İran’dan, İsrail’e rağmen, dünya diplomasi sahnesine etkili dönüş
1979 yılındaki İran devriminden bu yana ABD ile açık diplomatik teması bulunmayan ve nükleer silahlar konusunu baz alan Batılı devletlerin hedefinde bulunan İran, Washington ile spektaküler yakınlaşma sürecini BM Genel Kurulu çerçevesinde sürdürüyor.
İsrail’in engelleme çabalarına karşın, başta Fransa ve İngiltere olma üzere Batılı karar vericilerin ve Batı medyasının sürece psikolojik altyapı hazırlama çalışmaları da etkili sonuç verdi.
İsrail’den taş koyma çabası
İran Cumhurbaşkanı Hasan Ruhani’nin BM Genel Kurulu’nda verdiği mesajlarda yumuşama çağrısı dikkat çekerken, İsrail bizzat Başbakan Benjamin Netenyahu’nun ağzından yakınlaşma sürecini dekredibilize etme girişiminde bulundu. ABD Başkanı Barack Obama ile Ruhani arasında gerçekleşmesi beklenen görüşme olmadı ancak iki lider tarafından ifade edilen ılımlı mesajlar kayda geçti. Fransa Cumhurbaşkanı François Hollande ile İran liderinin görüşmesi de yeni döneme ilişkin önemli bir adım olarak değerlendiridi.
Uluslar arası gözlemcilere göre, İran ile ABD arasında buzların erimesi, Suriye’den Filistin konusuna kadar dünya diplomasi gündeminin önemli dosyalarında etkisi olacak bir süreci başlatabilir.
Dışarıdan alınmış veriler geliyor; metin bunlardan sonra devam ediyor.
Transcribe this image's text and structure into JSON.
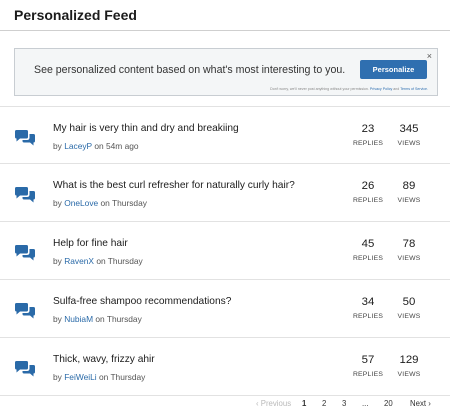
{
  "feed": {
    "title": "Personalized Feed"
  },
  "banner": {
    "text": "See personalized content based on what's most interesting to you.",
    "button_label": "Personalize",
    "close_glyph": "×",
    "disclaimer_prefix": "Don't worry, we'll never post anything without your permission.",
    "privacy_label": "Privacy Policy",
    "and_label": "and",
    "terms_label": "Terms of Service."
  },
  "topics": [
    {
      "title": "My hair is very thin and dry and breakiing",
      "by": "by",
      "author": "LaceyP",
      "when": "on 54m ago",
      "replies": "23",
      "views": "345",
      "replies_label": "REPLIES",
      "views_label": "VIEWS"
    },
    {
      "title": "What is the best curl refresher for naturally curly hair?",
      "by": "by",
      "author": "OneLove",
      "when": "on Thursday",
      "replies": "26",
      "views": "89",
      "replies_label": "REPLIES",
      "views_label": "VIEWS"
    },
    {
      "title": "Help for fine hair",
      "by": "by",
      "author": "RavenX",
      "when": "on Thursday",
      "replies": "45",
      "views": "78",
      "replies_label": "REPLIES",
      "views_label": "VIEWS"
    },
    {
      "title": "Sulfa-free shampoo recommendations?",
      "by": "by",
      "author": "NubiaM",
      "when": "on Thursday",
      "replies": "34",
      "views": "50",
      "replies_label": "REPLIES",
      "views_label": "VIEWS"
    },
    {
      "title": "Thick, wavy, frizzy ahir",
      "by": "by",
      "author": "FeiWeiLi",
      "when": "on Thursday",
      "replies": "57",
      "views": "129",
      "replies_label": "REPLIES",
      "views_label": "VIEWS"
    }
  ],
  "pagination": {
    "previous_label": "‹ Previous",
    "pages": [
      "1",
      "2",
      "3",
      "...",
      "20"
    ],
    "current_page": "1",
    "next_label": "Next ›"
  },
  "icons": {
    "topic_icon": "chat-bubbles-icon",
    "accent": "#2a6aa8"
  }
}
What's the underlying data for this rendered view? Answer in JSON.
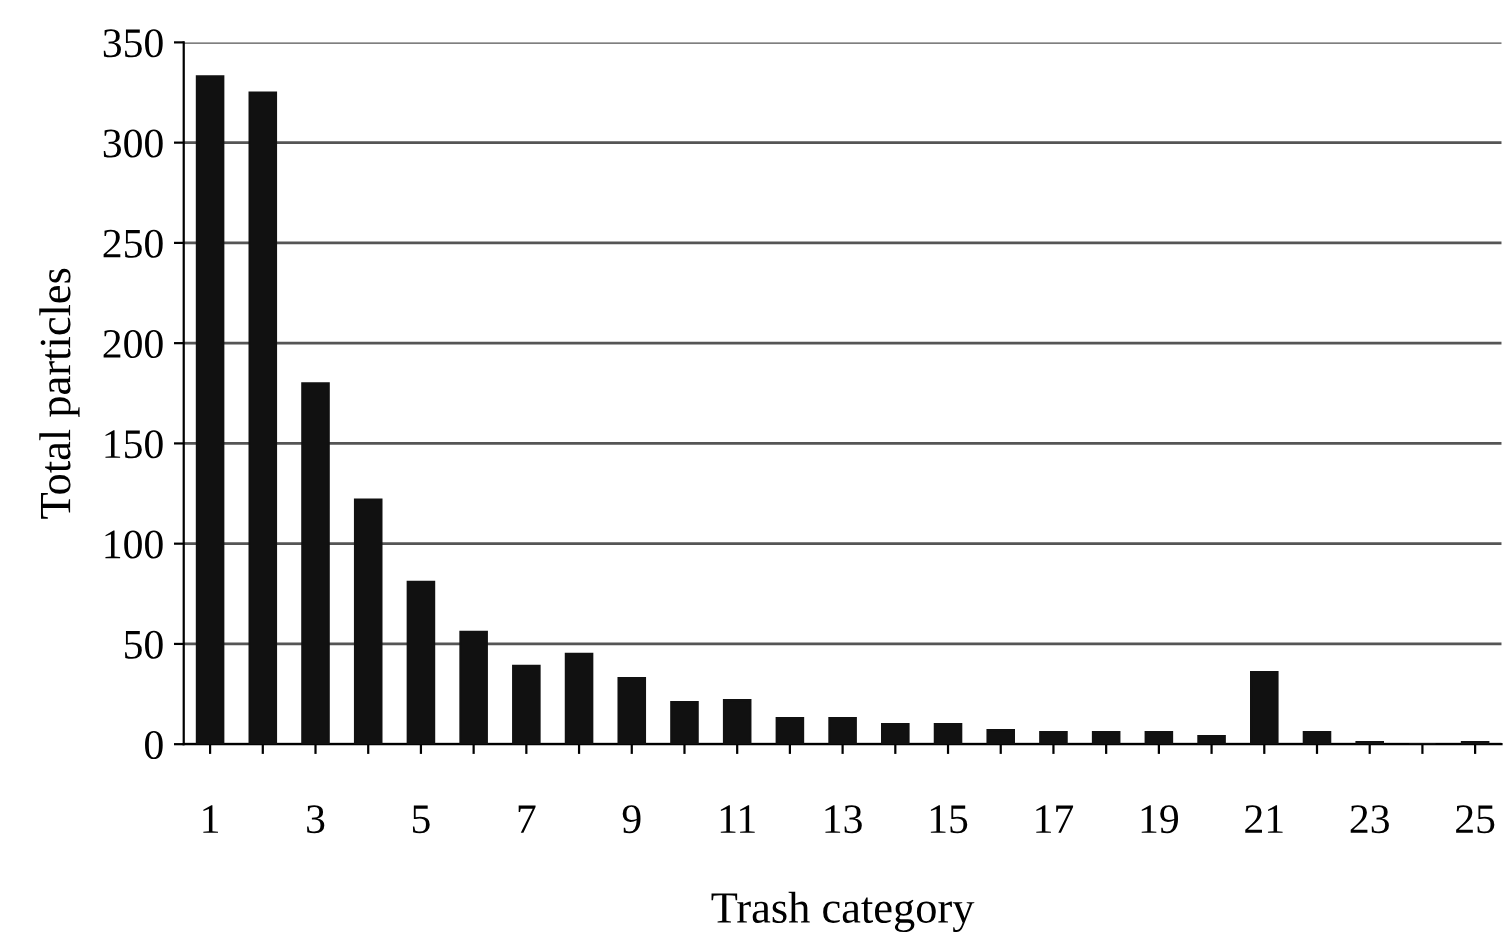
{
  "chart_data": {
    "type": "bar",
    "xlabel": "Trash category",
    "ylabel": "Total particles",
    "categories": [
      "1",
      null,
      "3",
      null,
      "5",
      null,
      "7",
      null,
      "9",
      null,
      "11",
      null,
      "13",
      null,
      "15",
      null,
      "17",
      null,
      "19",
      null,
      "21",
      null,
      "23",
      null,
      "25"
    ],
    "values": [
      333,
      325,
      180,
      122,
      81,
      56,
      39,
      45,
      33,
      21,
      22,
      13,
      13,
      10,
      10,
      7,
      6,
      6,
      6,
      4,
      36,
      6,
      1,
      0,
      1
    ],
    "color": "#111111",
    "ylim": [
      0,
      350
    ],
    "yticks": [
      0,
      50,
      100,
      150,
      200,
      250,
      300,
      350
    ],
    "grid": "y"
  }
}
Ruhani’den yeni İsrail söylemi
Ruhani’nin BM konuşmasında İsrail-Filistin geriliminden bahsettiği sırasında “İsrail” kelimesini kulanmamasının yanı sıra “Siyonist devlet” dememesi de, kendisinden önceki İran lideri Mahmut Ahmedinecad ile arasına net bir çizgi çekme çabası olarak değerlendirildi.Ruhani’nin Batı basınında not edilen bu çabasına karşın, İsrail Başbakanı Benjamin Netenyahu, konuşmayı “iki yüzlü” bulduğunu kaydetti.
Öte yandan, Ruhani, BM konuşmasında, ülkesinin nükleer programı konusunda “bir takvim çerçevesinde ve sonuç almaya yönelik” müzakerelere başlamaya hazır olduklarını söyledi. Ruhani, İran’a yönelik yaptırımların “şiddet içerdiğini” söyledi.ABD Başkanı Obama ise, Ruhani’nin ılımlı söylemini cesaret verici bulduğunu söyledi.